C’est en novembre 1947 qu’Antonin Artaud a enregistré Pour en finir avec le jugement de Dieu. Cette commande de la Radio Diffusion française fut programmée pour le 2 février 1948. Mais sa direction redouta le scandale que cette émission avait annoncé. La presse lui emboîta le pas par anticipation pour juger ce fleuron explosif.
Un jury de journalistes, d’artistes et d’écrivains fut réuni pour évaluer ce déluge de cris, de bruitages et surtout de convulsions poétiques. Certains ont soutenu ce projet dont principalement Jean Paulhan, Louis Jouvet, Jean Cocteau, René Char.

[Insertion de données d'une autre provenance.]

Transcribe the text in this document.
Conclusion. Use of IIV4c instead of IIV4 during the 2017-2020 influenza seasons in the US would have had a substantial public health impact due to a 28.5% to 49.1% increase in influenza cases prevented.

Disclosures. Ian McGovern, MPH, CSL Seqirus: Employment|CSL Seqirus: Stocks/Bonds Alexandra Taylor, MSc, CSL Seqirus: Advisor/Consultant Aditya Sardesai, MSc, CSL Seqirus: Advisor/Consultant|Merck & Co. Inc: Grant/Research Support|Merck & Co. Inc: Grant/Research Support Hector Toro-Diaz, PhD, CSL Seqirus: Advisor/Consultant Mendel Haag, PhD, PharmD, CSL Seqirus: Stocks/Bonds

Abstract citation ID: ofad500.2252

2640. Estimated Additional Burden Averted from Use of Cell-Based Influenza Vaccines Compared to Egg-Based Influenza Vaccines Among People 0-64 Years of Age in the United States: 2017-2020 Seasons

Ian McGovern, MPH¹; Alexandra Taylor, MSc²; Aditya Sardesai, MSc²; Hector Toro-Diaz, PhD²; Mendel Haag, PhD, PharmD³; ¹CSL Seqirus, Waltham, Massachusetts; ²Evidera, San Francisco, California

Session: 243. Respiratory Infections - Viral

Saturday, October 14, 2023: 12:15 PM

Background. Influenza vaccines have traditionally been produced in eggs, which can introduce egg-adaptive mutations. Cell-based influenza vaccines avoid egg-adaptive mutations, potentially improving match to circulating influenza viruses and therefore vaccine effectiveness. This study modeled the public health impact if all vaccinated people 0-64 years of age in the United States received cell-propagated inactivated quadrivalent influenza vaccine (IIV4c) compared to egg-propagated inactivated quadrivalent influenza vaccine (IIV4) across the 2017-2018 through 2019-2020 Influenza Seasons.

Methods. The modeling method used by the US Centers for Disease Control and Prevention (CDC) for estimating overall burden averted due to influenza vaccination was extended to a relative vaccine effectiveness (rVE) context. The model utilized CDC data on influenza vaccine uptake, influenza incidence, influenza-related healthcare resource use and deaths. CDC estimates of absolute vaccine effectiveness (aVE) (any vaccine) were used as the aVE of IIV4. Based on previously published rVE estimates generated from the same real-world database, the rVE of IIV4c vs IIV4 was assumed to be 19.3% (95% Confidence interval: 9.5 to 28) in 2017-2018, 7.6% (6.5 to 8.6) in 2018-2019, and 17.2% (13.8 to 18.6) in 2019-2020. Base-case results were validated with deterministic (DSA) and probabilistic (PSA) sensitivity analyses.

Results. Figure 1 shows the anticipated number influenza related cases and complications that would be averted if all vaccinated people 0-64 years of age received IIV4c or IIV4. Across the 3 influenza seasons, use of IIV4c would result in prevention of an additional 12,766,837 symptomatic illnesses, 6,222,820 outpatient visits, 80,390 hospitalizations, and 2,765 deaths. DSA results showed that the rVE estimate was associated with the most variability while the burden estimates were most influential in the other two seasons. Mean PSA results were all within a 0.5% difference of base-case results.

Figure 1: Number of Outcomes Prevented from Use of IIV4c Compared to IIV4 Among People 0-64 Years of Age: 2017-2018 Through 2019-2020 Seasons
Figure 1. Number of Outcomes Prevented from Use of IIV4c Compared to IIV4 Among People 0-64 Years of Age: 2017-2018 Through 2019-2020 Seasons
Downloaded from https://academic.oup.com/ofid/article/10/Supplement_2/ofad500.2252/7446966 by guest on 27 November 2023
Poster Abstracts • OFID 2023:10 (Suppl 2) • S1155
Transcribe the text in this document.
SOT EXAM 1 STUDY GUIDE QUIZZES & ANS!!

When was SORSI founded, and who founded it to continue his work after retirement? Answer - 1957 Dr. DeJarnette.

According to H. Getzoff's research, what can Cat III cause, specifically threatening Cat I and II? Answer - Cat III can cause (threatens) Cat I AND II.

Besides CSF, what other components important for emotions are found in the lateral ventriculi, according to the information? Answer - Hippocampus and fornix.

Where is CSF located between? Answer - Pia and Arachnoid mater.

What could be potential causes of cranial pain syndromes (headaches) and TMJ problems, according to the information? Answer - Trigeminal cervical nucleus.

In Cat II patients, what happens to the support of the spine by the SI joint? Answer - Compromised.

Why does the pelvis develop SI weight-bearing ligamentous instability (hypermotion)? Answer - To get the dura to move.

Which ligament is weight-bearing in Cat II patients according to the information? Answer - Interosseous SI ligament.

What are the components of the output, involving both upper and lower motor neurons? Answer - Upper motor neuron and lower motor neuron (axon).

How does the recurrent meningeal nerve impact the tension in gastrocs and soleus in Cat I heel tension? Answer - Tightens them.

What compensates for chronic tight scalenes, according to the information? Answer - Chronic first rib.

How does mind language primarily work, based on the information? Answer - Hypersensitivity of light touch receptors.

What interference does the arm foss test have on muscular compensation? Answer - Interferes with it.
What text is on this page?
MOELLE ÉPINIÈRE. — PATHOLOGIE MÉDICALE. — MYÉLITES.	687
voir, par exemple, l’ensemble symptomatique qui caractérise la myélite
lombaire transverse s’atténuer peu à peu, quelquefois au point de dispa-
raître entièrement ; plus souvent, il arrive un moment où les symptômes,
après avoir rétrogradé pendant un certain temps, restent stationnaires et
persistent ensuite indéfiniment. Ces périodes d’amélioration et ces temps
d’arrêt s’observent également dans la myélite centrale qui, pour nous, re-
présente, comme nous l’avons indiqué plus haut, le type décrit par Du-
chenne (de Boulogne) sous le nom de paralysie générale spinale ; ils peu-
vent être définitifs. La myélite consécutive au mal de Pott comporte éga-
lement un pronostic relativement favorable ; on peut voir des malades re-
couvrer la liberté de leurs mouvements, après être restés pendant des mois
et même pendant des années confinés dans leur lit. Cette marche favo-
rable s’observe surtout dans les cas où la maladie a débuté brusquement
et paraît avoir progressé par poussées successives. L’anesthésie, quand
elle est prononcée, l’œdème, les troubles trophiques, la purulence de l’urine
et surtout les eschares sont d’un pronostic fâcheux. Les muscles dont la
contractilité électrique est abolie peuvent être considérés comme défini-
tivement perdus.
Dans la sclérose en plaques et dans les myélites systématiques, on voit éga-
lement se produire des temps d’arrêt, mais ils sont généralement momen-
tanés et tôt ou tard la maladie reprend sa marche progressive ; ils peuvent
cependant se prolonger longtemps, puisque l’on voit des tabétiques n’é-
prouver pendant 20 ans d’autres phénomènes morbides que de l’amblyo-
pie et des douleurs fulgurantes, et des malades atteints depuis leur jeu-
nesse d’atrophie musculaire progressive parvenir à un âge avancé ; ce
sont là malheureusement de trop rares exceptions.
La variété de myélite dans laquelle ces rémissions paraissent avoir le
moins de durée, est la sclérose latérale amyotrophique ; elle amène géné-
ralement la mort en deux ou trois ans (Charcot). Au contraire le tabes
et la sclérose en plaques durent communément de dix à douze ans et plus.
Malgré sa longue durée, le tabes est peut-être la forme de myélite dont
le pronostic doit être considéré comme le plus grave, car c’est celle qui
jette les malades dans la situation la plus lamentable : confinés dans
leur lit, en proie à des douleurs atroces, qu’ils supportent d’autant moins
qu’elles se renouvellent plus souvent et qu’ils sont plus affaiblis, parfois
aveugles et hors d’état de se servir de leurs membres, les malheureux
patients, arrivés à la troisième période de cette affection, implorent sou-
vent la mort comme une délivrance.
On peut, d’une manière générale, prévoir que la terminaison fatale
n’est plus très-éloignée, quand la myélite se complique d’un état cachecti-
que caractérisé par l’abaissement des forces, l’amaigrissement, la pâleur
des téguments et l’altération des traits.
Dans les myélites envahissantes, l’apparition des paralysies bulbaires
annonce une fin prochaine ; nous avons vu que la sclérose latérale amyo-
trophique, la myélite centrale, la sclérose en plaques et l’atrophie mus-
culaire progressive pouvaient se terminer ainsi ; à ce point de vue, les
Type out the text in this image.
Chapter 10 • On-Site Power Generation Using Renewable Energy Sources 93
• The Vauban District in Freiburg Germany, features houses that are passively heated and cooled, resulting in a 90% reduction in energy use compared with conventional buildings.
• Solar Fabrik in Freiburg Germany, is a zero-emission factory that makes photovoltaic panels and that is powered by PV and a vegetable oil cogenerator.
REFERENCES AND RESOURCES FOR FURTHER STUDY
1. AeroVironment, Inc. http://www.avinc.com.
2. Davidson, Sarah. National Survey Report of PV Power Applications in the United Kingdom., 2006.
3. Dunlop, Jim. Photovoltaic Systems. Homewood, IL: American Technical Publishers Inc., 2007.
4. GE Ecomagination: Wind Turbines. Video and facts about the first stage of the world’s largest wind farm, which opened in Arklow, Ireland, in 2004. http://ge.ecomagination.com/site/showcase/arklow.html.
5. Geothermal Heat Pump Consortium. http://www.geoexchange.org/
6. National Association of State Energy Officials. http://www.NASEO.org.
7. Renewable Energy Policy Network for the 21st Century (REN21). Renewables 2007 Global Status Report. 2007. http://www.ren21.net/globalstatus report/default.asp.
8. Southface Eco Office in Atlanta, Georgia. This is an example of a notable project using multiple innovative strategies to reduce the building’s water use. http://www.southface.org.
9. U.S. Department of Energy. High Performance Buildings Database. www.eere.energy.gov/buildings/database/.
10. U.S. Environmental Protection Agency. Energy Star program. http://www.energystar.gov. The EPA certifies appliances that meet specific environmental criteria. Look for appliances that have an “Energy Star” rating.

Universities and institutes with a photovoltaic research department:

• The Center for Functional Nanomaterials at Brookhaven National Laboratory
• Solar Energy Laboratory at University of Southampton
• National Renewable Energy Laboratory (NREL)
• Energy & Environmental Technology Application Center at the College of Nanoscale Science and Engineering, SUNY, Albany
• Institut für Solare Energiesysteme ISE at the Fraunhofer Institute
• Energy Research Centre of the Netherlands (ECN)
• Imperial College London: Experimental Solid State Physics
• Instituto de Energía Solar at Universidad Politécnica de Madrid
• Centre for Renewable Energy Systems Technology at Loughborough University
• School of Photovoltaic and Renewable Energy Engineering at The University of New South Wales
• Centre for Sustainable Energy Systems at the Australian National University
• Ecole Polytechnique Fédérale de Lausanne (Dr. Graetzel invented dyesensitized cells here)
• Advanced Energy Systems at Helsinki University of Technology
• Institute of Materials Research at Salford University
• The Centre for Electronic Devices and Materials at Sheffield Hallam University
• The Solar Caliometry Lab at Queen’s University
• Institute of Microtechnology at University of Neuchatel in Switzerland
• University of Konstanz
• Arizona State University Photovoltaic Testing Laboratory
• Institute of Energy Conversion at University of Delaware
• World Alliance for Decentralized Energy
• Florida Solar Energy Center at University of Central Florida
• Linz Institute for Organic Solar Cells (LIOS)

Mais l’émission n’a pas été diffusée.
Demeure néanmoins la trace (et bien plus) que cette Œuvre-testament où transparaît Artaud marqué par la drogue, les internements et qui va mourir dès le 4 mars 1948. Le texte déborde de transgressions triviales, d’imprécations fiévreuses et de fulgurances visionnaires : “Il faut que des champs d’activités nouvelles soient créés, ce sera le règne enfin de tous les faux produits fabriqués, de tous les ignobles ersatz synthétiques où la belle nature vraie n’a que faire”, lance par exemple Artaud qui, par la bande, rappelle “sa” terre des “Tarahumaras”.
L’édition du texte intégral est suivie par un dossier d’élucubrations « édifiantes » d’articles de presse d’époque. Partisans et opposants se succèdent. Pudibonds et défenseurs sont partagés. Mais jaillit ce qui les a ébahis ou sonnés par sa violence lyrique : ce chant dissonant à dessein, prophétique et enflammé.
jean-paul gavard-perret
Antonin Artaud, Pour en finir avec le jugement de Dieu, Allia, Paris, 2024, 96 p. — 8,00 €.